New Report Unpacks the Building Blocks of High-Integrity Emission Reductions Purchase Agreements 

01 July 2025

New Report Unpacks the Building Blocks of High-Integrity Emission Reductions Purchase Agreements 

As countries seek to tap into the growing potential of carbon markets and results-based climate finance, a new World Bank report offers a behind-the-scenes look at how the BioCarbon Fund Initiative for Sustainable Forest Landscapes (ISFL) is helping partner countries negotiate and contract for high-integrity carbon crediting agreements. 

The report, Contracting Emissions Reductions from Natural Climate Solutions, distills more than a decade of experience in designing and implementing Emission Reductions Purchase Agreements (ERPAs) under the ISFL and its sister fund, the Forest Carbon Partnership Facility. It breaks down what’s needed to ensure that the resulting carbon credits are robust, credible, and equitable. 

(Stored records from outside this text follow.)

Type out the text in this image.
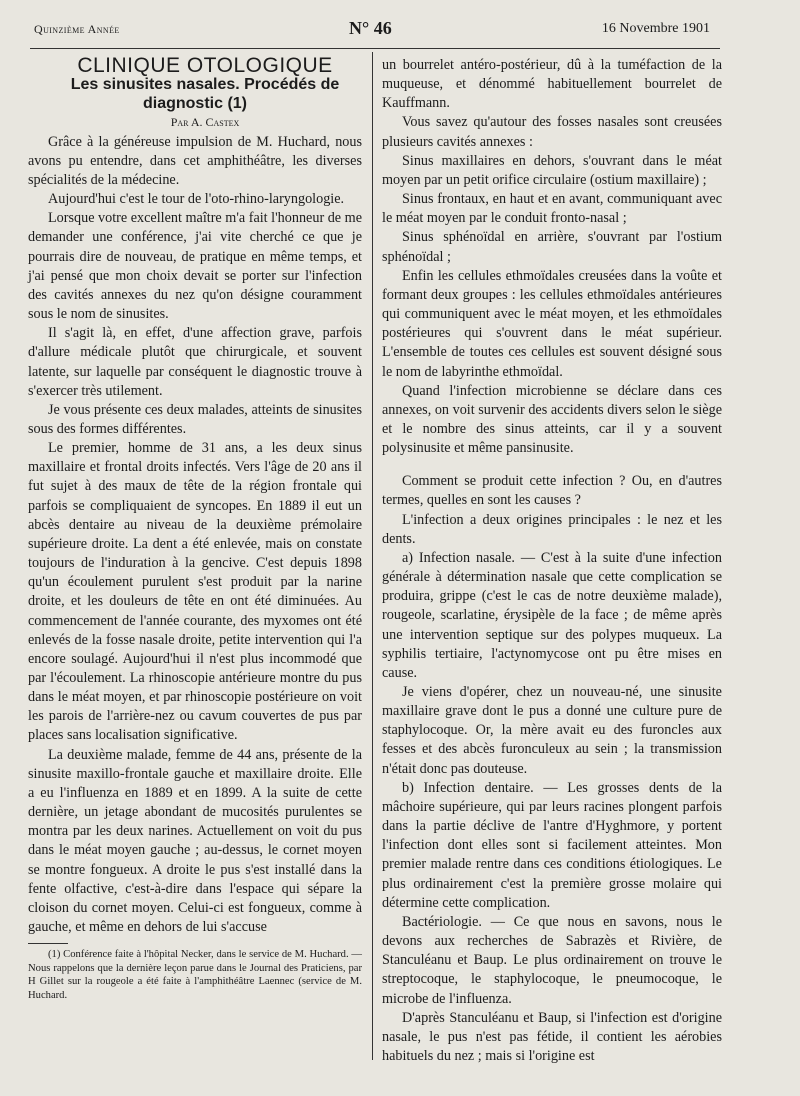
Quinzième Année	N° 46	16 Novembre 1901

CLINIQUE OTOLOGIQUE

Les sinusites nasales. Procédés de diagnostic (1)

Par A. Castex

Grâce à la généreuse impulsion de M. Huchard, nous avons pu entendre, dans cet amphithéâtre, les diverses spécialités de la médecine.

Aujourd'hui c'est le tour de l'oto-rhino-laryngologie.

Lorsque votre excellent maître m'a fait l'honneur de me demander une conférence, j'ai vite cherché ce que je pourrais dire de nouveau, de pratique en même temps, et j'ai pensé que mon choix devait se porter sur l'infection des cavités annexes du nez qu'on désigne couramment sous le nom de sinusites.

Il s'agit là, en effet, d'une affection grave, parfois d'allure médicale plutôt que chirurgicale, et souvent latente, sur laquelle par conséquent le diagnostic trouve à s'exercer très utilement.

Je vous présente ces deux malades, atteints de sinusites sous des formes différentes.

Le premier, homme de 31 ans, a les deux sinus maxillaire et frontal droits infectés. Vers l'âge de 20 ans il fut sujet à des maux de tête de la région frontale qui parfois se compliquaient de syncopes. En 1889 il eut un abcès dentaire au niveau de la deuxième prémolaire supérieure droite. La dent a été enlevée, mais on constate toujours de l'induration à la gencive. C'est depuis 1898 qu'un écoulement purulent s'est produit par la narine droite, et les douleurs de tête en ont été diminuées. Au commencement de l'année courante, des myxomes ont été enlevés de la fosse nasale droite, petite intervention qui l'a encore soulagé. Aujourd'hui il n'est plus incommodé que par l'écoulement. La rhinoscopie antérieure montre du pus dans le méat moyen, et par rhinoscopie postérieure on voit les parois de l'arrière-nez ou cavum couvertes de pus par places sans localisation significative.

La deuxième malade, femme de 44 ans, présente de la sinusite maxillo-frontale gauche et maxillaire droite. Elle a eu l'influenza en 1889 et en 1899. A la suite de cette dernière, un jetage abondant de mucosités purulentes se montra par les deux narines. Actuellement on voit du pus dans le méat moyen gauche ; au-dessus, le cornet moyen se montre fongueux. A droite le pus s'est installé dans la fente olfactive, c'est-à-dire dans l'espace qui sépare la cloison du cornet moyen. Celui-ci est fongueux, comme à gauche, et même en dehors de lui s'accuse

(1) Conférence faite à l'hôpital Necker, dans le service de M. Huchard. — Nous rappelons que la dernière leçon parue dans le Journal des Praticiens, par H Gillet sur la rougeole a été faite à l'amphithéâtre Laennec (service de M. Huchard.

un bourrelet antéro-postérieur, dû à la tuméfaction de la muqueuse, et dénommé habituellement bourrelet de Kauffmann.

Vous savez qu'autour des fosses nasales sont creusées plusieurs cavités annexes :

Sinus maxillaires en dehors, s'ouvrant dans le méat moyen par un petit orifice circulaire (ostium maxillaire) ;

Sinus frontaux, en haut et en avant, communiquant avec le méat moyen par le conduit fronto-nasal ;

Sinus sphénoïdal en arrière, s'ouvrant par l'ostium sphénoïdal ;

Enfin les cellules ethmoïdales creusées dans la voûte et formant deux groupes : les cellules ethmoïdales antérieures qui communiquent avec le méat moyen, et les ethmoïdales postérieures qui s'ouvrent dans le méat supérieur. L'ensemble de toutes ces cellules est souvent désigné sous le nom de labyrinthe ethmoïdal.

Quand l'infection microbienne se déclare dans ces annexes, on voit survenir des accidents divers selon le siège et le nombre des sinus atteints, car il y a souvent polysinusite et même pansinusite.

Comment se produit cette infection ? Ou, en d'autres termes, quelles en sont les causes ?

L'infection a deux origines principales : le nez et les dents.

a) Infection nasale. — C'est à la suite d'une infection générale à détermination nasale que cette complication se produira, grippe (c'est le cas de notre deuxième malade), rougeole, scarlatine, érysipèle de la face ; de même après une intervention septique sur des polypes muqueux. La syphilis tertiaire, l'actynomycose ont pu être mises en cause.

Je viens d'opérer, chez un nouveau-né, une sinusite maxillaire grave dont le pus a donné une culture pure de staphylocoque. Or, la mère avait eu des furoncles aux fesses et des abcès furonculeux au sein ; la transmission n'était donc pas douteuse.

b) Infection dentaire. — Les grosses dents de la mâchoire supérieure, qui par leurs racines plongent parfois dans la partie déclive de l'antre d'Hyghmore, y portent l'infection dont elles sont si facilement atteintes. Mon premier malade rentre dans ces conditions étiologiques. Le plus ordinairement c'est la première grosse molaire qui détermine cette complication.

Bactériologie. — Ce que nous en savons, nous le devons aux recherches de Sabrazès et Rivière, de Stanculéanu et Baup. Le plus ordinairement on trouve le streptocoque, le staphylocoque, le pneumocoque, le microbe de l'influenza.

D'après Stanculéanu et Baup, si l'infection est d'origine nasale, le pus n'est pas fétide, il contient les aérobies habituels du nez ; mais si l'origine est
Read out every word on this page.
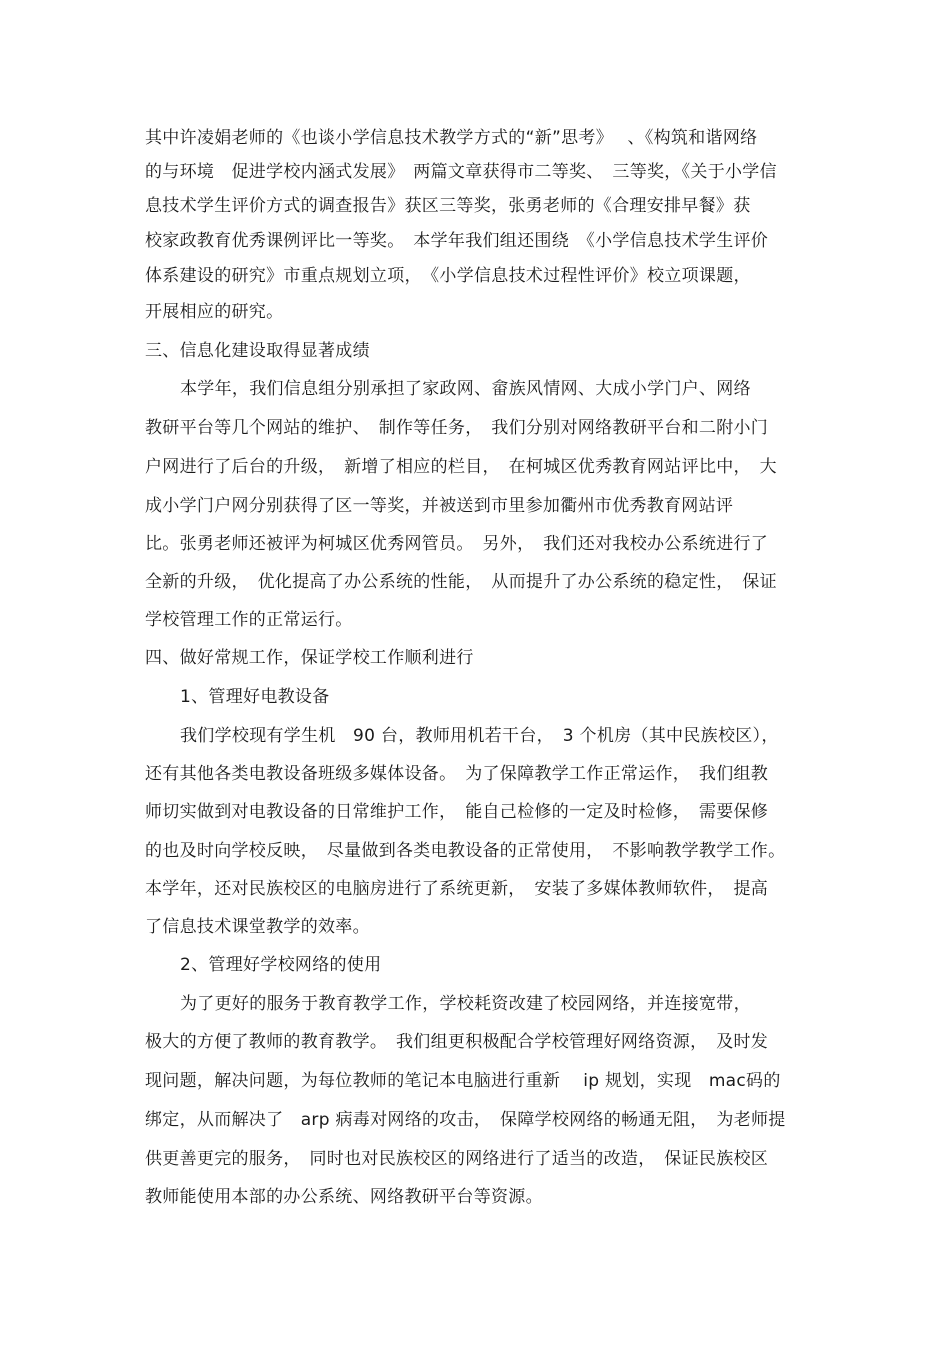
其中许凌娟老师的《也谈小学信息技术教学方式的“新”思考》　 、《构筑和谐网络
的与环境　促进学校内涵式发展》　两篇文章获得市二等奖、　三等奖，《关于小学信
息技术学生评价方式的调查报告》获区三等奖，张勇老师的《合理安排早餐》获
校家政教育优秀课例评比一等奖。　本学年我们组还围绕　《小学信息技术学生评价
体系建设的研究》市重点规划立项，　《小学信息技术过程性评价》校立项课题，
开展相应的研究。
三、信息化建设取得显著成绩
本学年，我们信息组分别承担了家政网、畲族风情网、大成小学门户、网络
教研平台等几个网站的维护、　制作等任务，　我们分别对网络教研平台和二附小门
户网进行了后台的升级，　新增了相应的栏目，　在柯城区优秀教育网站评比中，　大
成小学门户网分别获得了区一等奖，并被送到市里参加衢州市优秀教育网站评
比。张勇老师还被评为柯城区优秀网管员。　另外，　我们还对我校办公系统进行了
全新的升级，　优化提高了办公系统的性能，　从而提升了办公系统的稳定性，　保证
学校管理工作的正常运行。
四、做好常规工作，保证学校工作顺利进行
1、管理好电教设备
我们学校现有学生机　90 台，教师用机若干台，　3 个机房（其中民族校区），
还有其他各类电教设备班级多媒体设备。　为了保障教学工作正常运作，　我们组教
师切实做到对电教设备的日常维护工作，　能自己检修的一定及时检修，　需要保修
的也及时向学校反映，　尽量做到各类电教设备的正常使用，　不影响教学教学工作。
本学年，还对民族校区的电脑房进行了系统更新，　安装了多媒体教师软件，　提高
了信息技术课堂教学的效率。
2、管理好学校网络的使用
为了更好的服务于教育教学工作，学校耗资改建了校园网络，并连接宽带，
极大的方便了教师的教育教学。　我们组更积极配合学校管理好网络资源，　及时发
现问题，解决问题，为每位教师的笔记本电脑进行重新　 ip 规划，实现　mac码的
绑定，从而解决了　arp 病毒对网络的攻击，　保障学校网络的畅通无阻，　为老师提
供更善更完的服务，　同时也对民族校区的网络进行了适当的改造，　保证民族校区
教师能使用本部的办公系统、网络教研平台等资源。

From setting clear legal terms and establishing rigorous measurement, reporting, and verification (MRV) systems, to ensuring fair benefit-sharing with local communities, the report highlights how ERPAs can be used not just as contracts—but as tools to catalyze long-term climate action and sustainable development. 

“ERPAs are much more than financial agreements. They help lay the foundations for strong governance, transparency, and accountability—elements that are critical for building trust in jurisdictional carbon programs,” said Roy Parizat, Senior Economist at the World Bank. “Ultimately all of our ERPAs are focused on driving development benefits to rural populations, helping them build their incomes and resilience while protecting their forested environments." 

Drawing on ISFL’s practical experience in countries like Zambia and Ethiopia, the report explains how ERPAs are tailored to local contexts while upholding shared standards of environmental and social integrity. It also highlights how ISFL programs allow countries to access carbon finance while maintaining flexibility to seek higher market prices for excess credits. 

In Zambia’s Eastern Province, for example, the government signed a landmark ERPA with the World Bank in 2024, securing up to US$30 million in payments for verified emission reductions. The program supports efforts to reduce deforestation and promote climate-smart agriculture, with revenues from credit sales flowing back to local communities through a structured Benefit Sharing Plan. 

With carbon markets evolving rapidly, this new resource aims to support governments and practitioners looking to unlock the benefits of results-based finance for nature-based solutions—while ensuring communities and ecosystems remain at the heart of the effort.